On 1 November 2016 at 09:17, Tom Herbert <t...@herbertland.com> wrote:
> On Mon, Oct 31, 2016 at 5:37 PM, Thomas Graf <tg...@suug.ch> wrote:
>> {Open question:
>>  Tom brought up the question on whether it is safe to modify the packet
>>  in artbirary ways before dst_output(). This is the equivalent to a raw
>>  socket injecting illegal headers. This v2 currently assumes that
>>  dst_output() is ready to accept invalid header values. This needs to be
>>  verified and if not the case, then raw sockets or dst_output() handlers
>>  must be fixed as well. Another option is to mark lwtunnel_output() as
>>  read-only for now.}
>>
> The question might not be so much about illegal headers but whether
> fields in the skbuff related to the packet contents are kept correct.
> We have protocol, header offsets, offsets for inner protocols also,
> encapsulation settings, checksum status, checksum offset, checksum

The headers cannot be extended or reduced so the offsets always remain
correct. What can happen is that the header contains invalid data.

> complete value, vlan information. Any or all of which I believe could
> be turned into being incorrect if we allow the packet to be
> arbitrarily modified by BPF. This problem is different than raw
> sockets because LWT operates in the middle of the stack, the skbuff
> has already been set up which such things.

You keep saying this "middle in the stack" but the point is exactly
the same as a raw socket with IPPROTO_RAW and hdrincl, see
rawv6_sendmsg() and rawv6_send_hdrincl().

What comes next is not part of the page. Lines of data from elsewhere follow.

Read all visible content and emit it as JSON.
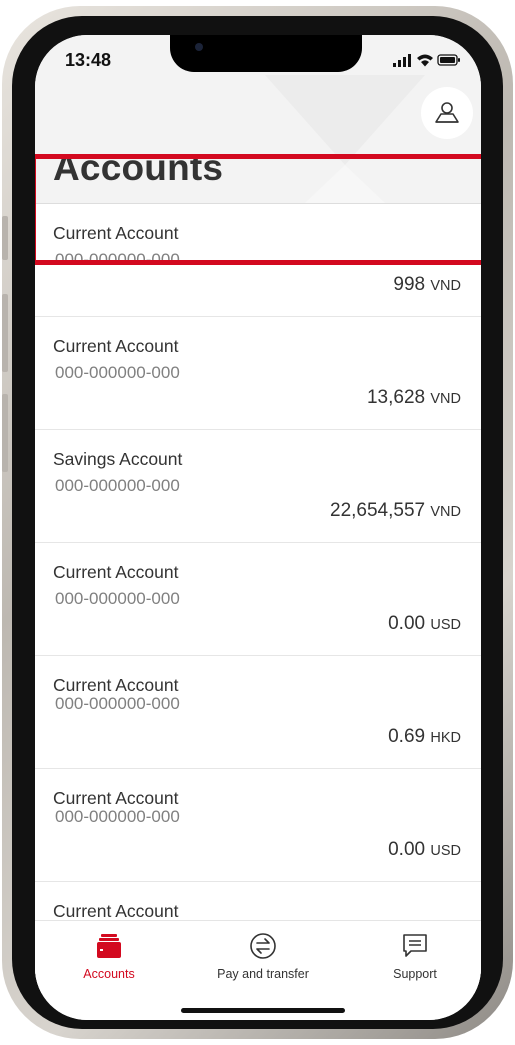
{
  "status_bar": {
    "time": "13:48"
  },
  "header": {
    "title": "Accounts",
    "profile_icon": "person-outline-icon"
  },
  "accounts": [
    {
      "name": "Current Account",
      "number": "000-000000-000",
      "amount": "998",
      "currency": "VND"
    },
    {
      "name": "Current Account",
      "number": "000-000000-000",
      "amount": "13,628",
      "currency": "VND"
    },
    {
      "name": "Savings Account",
      "number": "000-000000-000",
      "amount": "22,654,557",
      "currency": "VND"
    },
    {
      "name": "Current Account",
      "number": "000-000000-000",
      "amount": "0.00",
      "currency": "USD"
    },
    {
      "name": "Current Account",
      "number": "000-000000-000",
      "amount": "0.69",
      "currency": "HKD"
    },
    {
      "name": "Current Account",
      "number": "000-000000-000",
      "amount": "0.00",
      "currency": "USD"
    },
    {
      "name": "Current Account"
    }
  ],
  "tabbar": {
    "items": [
      {
        "label": "Accounts",
        "icon": "wallet-icon",
        "active": true
      },
      {
        "label": "Pay and transfer",
        "icon": "transfer-arrows-icon",
        "active": false
      },
      {
        "label": "Support",
        "icon": "chat-icon",
        "active": false
      }
    ]
  },
  "colors": {
    "brand_red": "#d3091f",
    "text": "#333333",
    "muted": "#808080",
    "header_bg": "#f3f3f3"
  }
}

An IPv6 raw socket can feed
arbitrary garbage into dst_output(). IPv4 does some minimal sanity
checks.

If this is a concern I'm fine with making the dst_output path read-only for now.

>> This series implements BPF program invocation from dst entries via the
>> lightweight tunnels infrastructure. The BPF program can be attached to
>> lwtunnel_input(), lwtunnel_output() or lwtunnel_xmit() and sees an L3
>> skb as context. input is read-only, output can write, xmit can write,
>> push headers, and redirect.
>>
>> Motiviation for this work:
>>  - Restricting outgoing routes beyond what the route tuple supports
>>  - Per route accounting byond realms
>>  - Fast attachment of L2 headers where header does not require resolving
>>    L2 addresses
>>  - ILA like uses cases where L3 addresses are resolved and then routed
>>    in an async manner
>>  - Fast encapsulation + redirect. For now limited to use cases where not
>>    setting inner and outer offset/protocol is OK.
>>
> Is checksum offload supported? By default, at least for Linux, we
> offload the outer UDP checksum in VXLAN and the other UDP
> encapsulations for performance.

No. UDP encap is done by setting a tunnel key through a helper and
letting the encapsulation device handle this. I don't currently see a
point in replicating all of that logic.